Em uma épica rechaçada da escalação, a atriz Constance Wu (Fresh Off the Boat) escreveu: “Não é sobre culpar ninguém, mas sobre apontar para a repetição da noção racista que as pessoas brancas são melhores que as pessoas de cor, e que as pessoas de cor precisam de salvação através da força branca. Quando vocês continuam fazendo filmes assim, vocês estão dizendo isso. Estão. Sim, estão. Queiram ou não. Nós não precisamos de salvação. Gostamos da nossa cor e da nossa cultura. Das nossas forças e da nossa história. Não precisamos ser salvos de nada” – confira o texto completo aqui, vale a pena.
E um sinal de que Constance está (obviamente) certa é outra notícia recente: a de uma petição começada por fãs para que a Disney escale uma atriz chinesa, ou ao menos de descendência chinesa, para ser Mulan. Conquistando sua meta de assinaturas rapidamente, a petição fazia oficial um pedido que é significativo mesmo que não seja dirigido a um estúdio que cometeu muitos pecados recentes – olhe para o recente Mogli (Neel Sethi, Ben Kingsley, Idris Elba, Lupita Nyong’o), para o vindouro Uma Dobra no Tempo (Mindy Kaling, Ava DuVernay, Oprah Winfrey) e até para O Quebra-Nozes (Misty Copeland)!
“Vocês acham que só um enorme astro de cinema pode vender um filme? Isso nunca foi uma garantia total. Por que não tentar fazer melhor? Se atores brancos são perdoados por ter um ou outro fracasso de bilheteria, porque atores de cor não podem ser? E que incrível seria poder dizer que foi você que fez o filme que correu esse ‘risco’ de escalar uma pessoa de cor como seu herói, e foi um sucesso? Faça essa escolha. Eu sei que é preciso de bolas para fazer isso. Você não quer ter bolas?”, acusou certeiramente Wu em outro pedaço de seu texto.

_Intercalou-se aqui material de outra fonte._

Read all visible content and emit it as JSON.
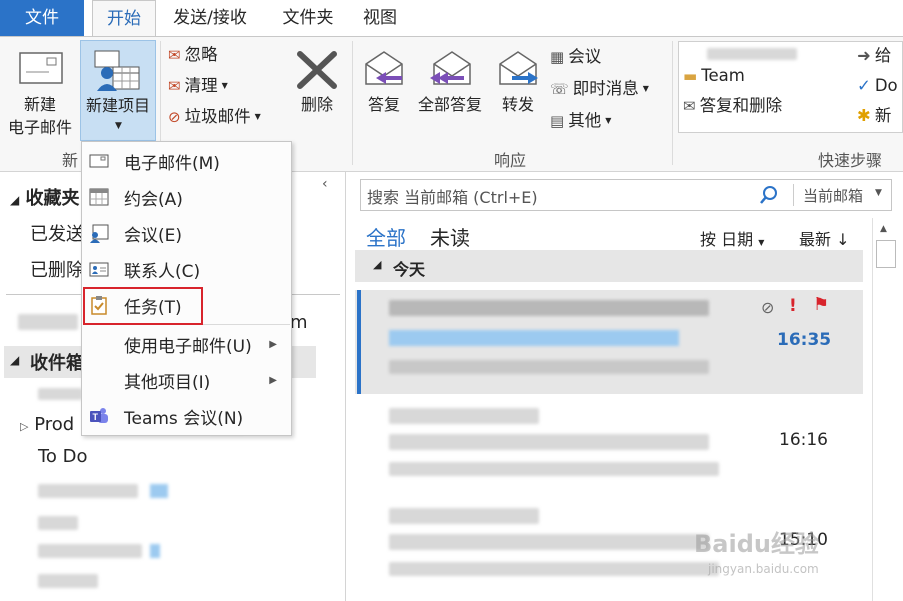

“Eu acho que por um longo tempo isso pareceu ser a norma como espectador, e eu aceitei isso – filmes de grandes estúdios americanos seriam estrelados por pessoas brancas, você não consegue fazer dinheiro sem essas pessoas brancas, e etc”, escreveu Sarah Kuhn, autora do livro Heroin Complex, sobre heroínas asiático-americanas em Hollywood. “Agora, essa ideia parece positivamente arcaica. Nós vimos espetáculos enormes com elencos branqueados naufragarem [vide o recente Deuses do Egito], e vimos o entusiasmo e excitação que ocorre quando um personagem de cor é escalado em um grande filme – olhe para o Pantera Negra em Capitão América: Guerra Civil”.
Aos poucos, cada vez mais, parece que desmontar o racismo dentro da estrutura de Hollywood não é só uma excelente ideia – é também um bom negócio.